The Dup 15 Alliance states:
'In most cases of chromosome 15q duplication syndrome, the chromosome duplication is not inherited, but occurred as a random event during the formation of reproductive cells (eggs and sperm)'.
http://www.idic15.org/Chromosome-15-duplications.html
Genomic imprinting can determine the parent of origin but the chromosomal mutation is rarely present in either parent.
The same phenomena is also present in Angleman's Syndrome also mentioned in the article but most cases of Angelman's Syndrome are not inherited either.

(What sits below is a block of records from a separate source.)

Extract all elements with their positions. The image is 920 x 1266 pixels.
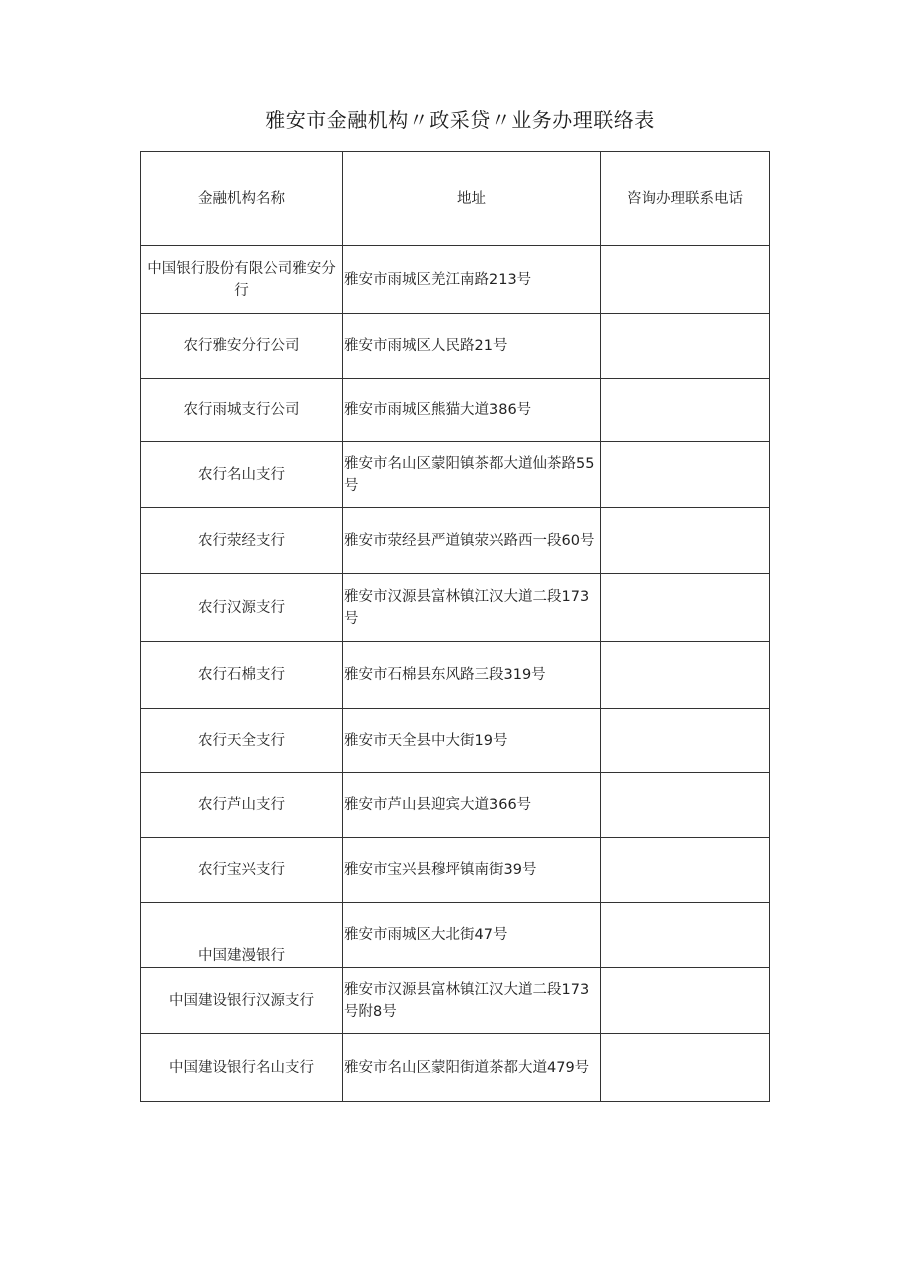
institution-name: 农行天全支行 xyxy=(141,709,343,773)
address: 雅安市雨城区人民路21号 xyxy=(343,314,601,379)
institution-name: 农行汉源支行 xyxy=(141,574,343,642)
address: 雅安市名山区蒙阳街道茶都大道479号 xyxy=(343,1034,601,1102)
institution-name: 农行雅安分行公司 xyxy=(141,314,343,379)
address: 雅安市汉源县富林镇江汉大道二段173号附8号 xyxy=(343,968,601,1034)
header-address: 地址 xyxy=(343,152,601,246)
institution-name: 中国建设银行汉源支行 xyxy=(141,968,343,1034)
address: 雅安市芦山县迎宾大道366号 xyxy=(343,773,601,838)
address: 雅安市雨城区羌江南路213号 xyxy=(343,246,601,314)
table-row xyxy=(141,709,770,773)
institution-name: 农行雨城支行公司 xyxy=(141,379,343,442)
table-row xyxy=(141,379,770,442)
header-contact-phone: 咨询办理联系电话 xyxy=(601,152,770,246)
contact-phone xyxy=(601,508,770,574)
table-row xyxy=(141,314,770,379)
table-row xyxy=(141,838,770,903)
address: 雅安市宝兴县穆坪镇南街39号 xyxy=(343,838,601,903)
page-title: 雅安市金融机构〃政采贷〃业务办理联络表 xyxy=(265,108,655,132)
table-row xyxy=(141,574,770,642)
contact-phone xyxy=(601,838,770,903)
contact-table xyxy=(140,151,770,1102)
table-row xyxy=(141,246,770,314)
contact-phone xyxy=(601,379,770,442)
contact-phone xyxy=(601,709,770,773)
institution-name: 中国银行股份有限公司雅安分行 xyxy=(141,246,343,314)
contact-phone xyxy=(601,773,770,838)
table-row xyxy=(141,1034,770,1102)
address: 雅安市天全县中大街19号 xyxy=(343,709,601,773)
institution-name: 农行芦山支行 xyxy=(141,773,343,838)
contact-phone xyxy=(601,574,770,642)
table-row xyxy=(141,773,770,838)
contact-phone xyxy=(601,968,770,1034)
address: 雅安市汉源县富林镇江汉大道二段173号 xyxy=(343,574,601,642)
contact-phone xyxy=(601,1034,770,1102)
institution-name: 中国建设银行名山支行 xyxy=(141,1034,343,1102)
contact-phone xyxy=(601,246,770,314)
institution-name: 农行名山支行 xyxy=(141,442,343,508)
contact-phone xyxy=(601,442,770,508)
table-row xyxy=(141,508,770,574)
institution-name: 中国建漫银行 xyxy=(141,903,343,968)
contact-phone xyxy=(601,314,770,379)
address: 雅安市荥经县严道镇荥兴路西一段60号 xyxy=(343,508,601,574)
table-row xyxy=(141,903,770,968)
institution-name: 农行石棉支行 xyxy=(141,642,343,709)
table-row xyxy=(141,642,770,709)
institution-name: 农行宝兴支行 xyxy=(141,838,343,903)
table-row xyxy=(141,442,770,508)
header-institution-name: 金融机构名称 xyxy=(141,152,343,246)
address: 雅安市雨城区熊猫大道386号 xyxy=(343,379,601,442)
table-header-row xyxy=(141,152,770,246)
address: 雅安市雨城区大北街47号 xyxy=(343,903,601,968)
address: 雅安市石棉县东风路三段319号 xyxy=(343,642,601,709)
institution-name: 农行荥经支行 xyxy=(141,508,343,574)
address: 雅安市名山区蒙阳镇茶都大道仙茶路55号 xyxy=(343,442,601,508)
contact-phone xyxy=(601,642,770,709)
table-row xyxy=(141,968,770,1034)
contact-phone xyxy=(601,903,770,968)
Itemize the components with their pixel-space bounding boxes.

'Most cases of Angelman syndrome are not inherited, particularly those caused by a deletion in the maternal chromosome 15 or by paternal uniparental disomy. These genetic changes occur as random events during the formation of reproductive cells (eggs and sperm) or in early embryonic development'
As is the case with Duplication 15 Syndrome most AS and PWS mutations involve a genetic mutation arising de novo and can be traced to a parental chromosome but the genetic mutation is not present in the parent of origin but only arises in the reproductive cells (egg or sperm).
Aurthur Bedeau one of the leading researchers in the field of Angelmans syndrome and Prader-Willis Syndrome has stated:
'In terms of potential lessons for other disorders, it should be noted that almost all of these genetic and epigenetic cases of PWS and AS are de novo as contrasted to being inherited events'
http://www.ncbi.nlm.nih.gov/pmc/articles/PMC2427262/
These SFARI articles need to much clearer on the concepts of 'genetics' and 'heritability' which are not necessarily interchangeable concepts.
http://dup15qalliance.com/Chromosome-15-duplications.html
Thanks for your sharp eye, Mr. Jensen. I spoke with Dr. Cook who agreed that it is more accurate to say "chromosome of maternal origin" rather than "inherited."
However, he added that "ignoring that many of them are inherited would miss the important thing that if a mother has a child with interstitial 15q11-q13 that the recurrence risk for that chromosomal disorder is about 50% and that it is something that can be tested depending on the family’s wishes if they want to proceed with having more children and would want to test for that. That’s obviously a much broader discussion than 15q11-q13 duplication."